Lee County Commissioner Frank Mann attended the meeting as he is apt to do from time to time. He applauded the efforts of the LACPP and Ebaugh and her planning department peoples' work.

"The county planning staff has been leading the effort and they have been very committed to this project. A finial hearing is for Feb. 26 at 9:30 a.m. at the county chamber in Fort Myers. It could be approved or continued. It has been a lot of hard working ears for this Lehigh Land Development Code and finally we have an opportunity for changing Lehigh for the future," Mann said.
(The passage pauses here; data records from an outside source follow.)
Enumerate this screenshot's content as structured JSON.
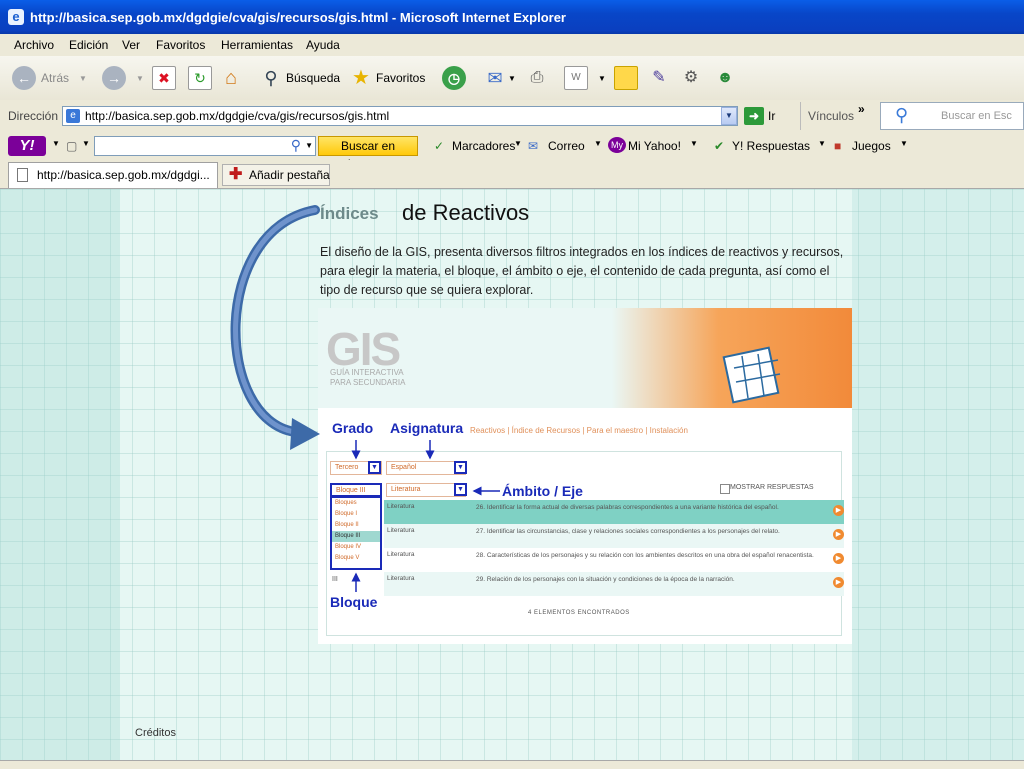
{
  "window": {
    "title": "http://basica.sep.gob.mx/dgdgie/cva/gis/recursos/gis.html - Microsoft Internet Explorer"
  },
  "menu": [
    "Archivo",
    "Edición",
    "Ver",
    "Favoritos",
    "Herramientas",
    "Ayuda"
  ],
  "toolbar": {
    "back": "Atrás",
    "search": "Búsqueda",
    "favorites": "Favoritos"
  },
  "address": {
    "label": "Dirección",
    "url": "http://basica.sep.gob.mx/dgdgie/cva/gis/recursos/gis.html",
    "go": "Ir",
    "links": "Vínculos",
    "search_placeholder": "Buscar en Esc"
  },
  "yahoo": {
    "search_button": "Buscar en Internet",
    "bookmarks": "Marcadores",
    "mail": "Correo",
    "my_yahoo": "Mi Yahoo!",
    "answers": "Y! Respuestas",
    "games": "Juegos"
  },
  "tabs": {
    "current": "http://basica.sep.gob.mx/dgdgi...",
    "add": "Añadir pestaña"
  },
  "page": {
    "heading_indices": "Índices",
    "heading_reactivos": "de Reactivos",
    "description": "El diseño de la GIS, presenta diversos filtros integrados en los índices de reactivos y recursos, para elegir la materia, el bloque, el ámbito o eje, el contenido de cada pregunta, así como el tipo de recurso que se quiera explorar.",
    "credits": "Créditos"
  },
  "gis": {
    "logo": "GIS",
    "subtitle": [
      "GUÍA INTERACTIVA",
      "PARA SECUNDARIA"
    ],
    "label_grado": "Grado",
    "label_asignatura": "Asignatura",
    "nav_rest": "Reactivos  |  Índice de Recursos  |  Para el maestro  |  Instalación",
    "grado_value": "Tercero",
    "asignatura_value": "Español",
    "bloque_value": "Bloque III",
    "ambito_value": "Literatura",
    "label_ambito": "Ámbito / Eje",
    "show_answers": "MOSTRAR RESPUESTAS",
    "bloque_options": [
      "Bloques",
      "Bloque I",
      "Bloque II",
      "Bloque III",
      "Bloque IV",
      "Bloque V"
    ],
    "label_bloque": "Bloque",
    "rows": [
      {
        "c1": "Literatura",
        "c2": "26. Identificar la forma actual de diversas palabras correspondientes a una variante histórica del español."
      },
      {
        "c1": "Literatura",
        "c2": "27. Identificar las circunstancias, clase y relaciones sociales correspondientes a los personajes del relato."
      },
      {
        "c1": "Literatura",
        "c2": "28. Características de los personajes y su relación con los ambientes descritos en una obra del español renacentista."
      },
      {
        "c1": "Literatura",
        "c2": "29. Relación de los personajes con la situación y condiciones de la época de la narración."
      }
    ],
    "row_prefix_last": "III",
    "found": "4 ELEMENTOS ENCONTRADOS"
  }
}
"I think it is going to be a Red Letter Day for the people of Lehigh," he said.

Tonda Soisson, another member of the LACCP, said she has noted it is the passion of the community that is going to make it come together.

"We need to build relationships and get everyone to come together," she said. She was joined by LACC member Mohammad Yasid who said the plan is a vision for the people and he applauded the planning department for its help.

The LACPC meets on the second Wednesday night of each month at 6:30 p.m. in the Bravo Station, Lee County Sheriff's Office, on Homestead Rd. The community room where meetings are held is behind the building. The public is urged to attend the meetings and speak up and become part of the plans for a future Lehigh.

The plans and proposed changes coming to Lehigh have been in the news nearly a decade now. For those who have not taken an interest in the future of Lehigh, they are encouraged to go online to the county's web site and look for the plans for Lehigh and other areas of the county.